Leon de Winter mischt sich ein, hält sich nicht zurück in seinen Ansichten darüber, was die westliche Welt tun müsste, um zu verstehen und die östliche, um sich wirklich zu öffnen, nicht für den Westen, aber für die wirklichen Bedürfnisse des Menschen. Vielleicht auch das ein Grund, warum der Autor nicht nur antisemitischen Angriffen des Publizisten und Satirikers Theo van Goghs ausgesetzt war, sondern weil er sich nicht scheut, einen Dialog kontrovers anzuheizen. Gerade als Zeichen persönlicher Freiheit. Im Tagesanzeiger Magazin Nr. 39 schrieb Leon de Winter unter dem Titel Die Israelisierung Europas: «Im Weltbild des Islamisten gibt es immer einen Gegner, einen Widersacher, einen Feind, der besiegt werden muss; ein Kalifat kann nicht anders, als die Herrschaft über alle Muslime anzustreben und wird prinzipiell versuchen, die ganze Welt unterwerfen.»
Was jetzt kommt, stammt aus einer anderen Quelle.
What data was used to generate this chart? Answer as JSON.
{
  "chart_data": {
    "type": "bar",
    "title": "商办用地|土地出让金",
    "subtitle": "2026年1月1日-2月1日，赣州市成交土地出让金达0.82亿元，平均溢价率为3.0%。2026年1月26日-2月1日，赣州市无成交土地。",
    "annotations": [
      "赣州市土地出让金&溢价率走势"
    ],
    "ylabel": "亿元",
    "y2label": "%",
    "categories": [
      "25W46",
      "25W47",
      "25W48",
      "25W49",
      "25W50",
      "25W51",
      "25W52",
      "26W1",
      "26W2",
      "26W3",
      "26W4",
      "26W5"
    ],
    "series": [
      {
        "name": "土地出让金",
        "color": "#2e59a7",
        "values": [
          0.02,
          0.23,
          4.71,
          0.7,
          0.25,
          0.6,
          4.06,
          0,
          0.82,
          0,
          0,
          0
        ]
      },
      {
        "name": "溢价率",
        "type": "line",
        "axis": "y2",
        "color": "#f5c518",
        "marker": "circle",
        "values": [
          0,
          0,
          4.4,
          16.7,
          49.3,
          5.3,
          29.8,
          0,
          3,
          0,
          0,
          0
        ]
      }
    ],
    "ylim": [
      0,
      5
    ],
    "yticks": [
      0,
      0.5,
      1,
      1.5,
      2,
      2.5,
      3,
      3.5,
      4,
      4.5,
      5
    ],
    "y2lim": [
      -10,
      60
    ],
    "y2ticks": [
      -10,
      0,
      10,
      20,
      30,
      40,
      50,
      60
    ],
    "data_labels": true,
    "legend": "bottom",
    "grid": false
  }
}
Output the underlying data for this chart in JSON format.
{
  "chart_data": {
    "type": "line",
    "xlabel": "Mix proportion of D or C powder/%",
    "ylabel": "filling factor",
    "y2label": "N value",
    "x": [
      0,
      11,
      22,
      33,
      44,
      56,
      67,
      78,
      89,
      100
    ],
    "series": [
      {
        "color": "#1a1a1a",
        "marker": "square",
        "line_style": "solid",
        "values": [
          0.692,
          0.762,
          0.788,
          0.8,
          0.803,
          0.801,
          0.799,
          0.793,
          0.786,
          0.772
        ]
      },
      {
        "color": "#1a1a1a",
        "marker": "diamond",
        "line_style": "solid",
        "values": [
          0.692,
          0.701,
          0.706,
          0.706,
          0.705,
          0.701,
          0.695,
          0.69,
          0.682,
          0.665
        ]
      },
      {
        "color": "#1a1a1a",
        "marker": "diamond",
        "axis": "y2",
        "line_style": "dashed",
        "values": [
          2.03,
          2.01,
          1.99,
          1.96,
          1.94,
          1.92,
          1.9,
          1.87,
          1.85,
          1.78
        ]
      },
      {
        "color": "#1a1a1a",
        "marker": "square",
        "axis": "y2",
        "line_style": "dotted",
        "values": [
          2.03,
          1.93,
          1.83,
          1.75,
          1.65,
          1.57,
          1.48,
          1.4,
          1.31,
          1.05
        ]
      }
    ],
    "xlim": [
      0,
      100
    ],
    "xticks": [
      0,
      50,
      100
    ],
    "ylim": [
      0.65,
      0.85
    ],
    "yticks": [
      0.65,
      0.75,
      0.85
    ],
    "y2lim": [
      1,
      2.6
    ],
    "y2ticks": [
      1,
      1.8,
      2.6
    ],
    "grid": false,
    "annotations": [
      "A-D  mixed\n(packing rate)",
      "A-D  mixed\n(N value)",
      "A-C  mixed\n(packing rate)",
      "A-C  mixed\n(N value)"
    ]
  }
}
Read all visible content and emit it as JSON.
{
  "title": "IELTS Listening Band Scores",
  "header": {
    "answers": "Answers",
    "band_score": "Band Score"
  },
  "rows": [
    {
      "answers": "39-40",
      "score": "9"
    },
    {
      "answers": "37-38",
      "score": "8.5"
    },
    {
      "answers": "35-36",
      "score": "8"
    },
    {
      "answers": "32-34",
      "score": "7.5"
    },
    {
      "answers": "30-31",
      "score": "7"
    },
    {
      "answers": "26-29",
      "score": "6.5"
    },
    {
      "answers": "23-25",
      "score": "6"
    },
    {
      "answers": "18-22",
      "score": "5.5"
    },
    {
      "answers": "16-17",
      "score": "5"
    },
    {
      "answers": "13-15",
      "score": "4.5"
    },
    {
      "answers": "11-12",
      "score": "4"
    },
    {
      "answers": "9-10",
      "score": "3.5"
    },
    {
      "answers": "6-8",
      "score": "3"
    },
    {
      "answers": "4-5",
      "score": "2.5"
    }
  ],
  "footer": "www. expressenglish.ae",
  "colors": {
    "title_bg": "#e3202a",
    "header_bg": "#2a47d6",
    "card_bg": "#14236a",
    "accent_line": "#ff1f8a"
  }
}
Nederland, Bloemendaal, 06-06-2002 Schrijver Leon de Winter. Foto Marco Okhuizen / HH (Bildtechnik: sRGB, 11.62 MByte vorhanden)
Leon de Winter.
Foto Marco Okhuizen

Leon de Winter, geboren 1954 in ’s-Hertogenbosch als Sohn niederländischer Juden, begann als Teenager, nach dem Tod seines Vaters, zu schreiben. Er arbeitet seit 1976 als freier Schriftsteller und Filmemacher in Holland und den USA. Seine Romane erzielen nicht nur in den Niederlanden überwältigende Erfolge; einige wurden für Kino und Fernsehen verfilmt, so «Der Himmel von Hollywood» unter der Regie von Sönke Wortmann. Der Roman «SuperTex» wurde verfilmt von Jan Schütte. 2002 erhielt de Winter den Welt-Literaturpreis für sein Gesamtwerk, und 2006 wurde er mit der Buber-Rosenzweig-Medaille ausgezeichnet. Leon de Winter ist verheiratet mit der Schriftstellerin Jessica Durlacher.

Leon de Winter dreht momentan die TV-Serie «Brüssel», das Pendant zum us-amerikanischen «House of Cards».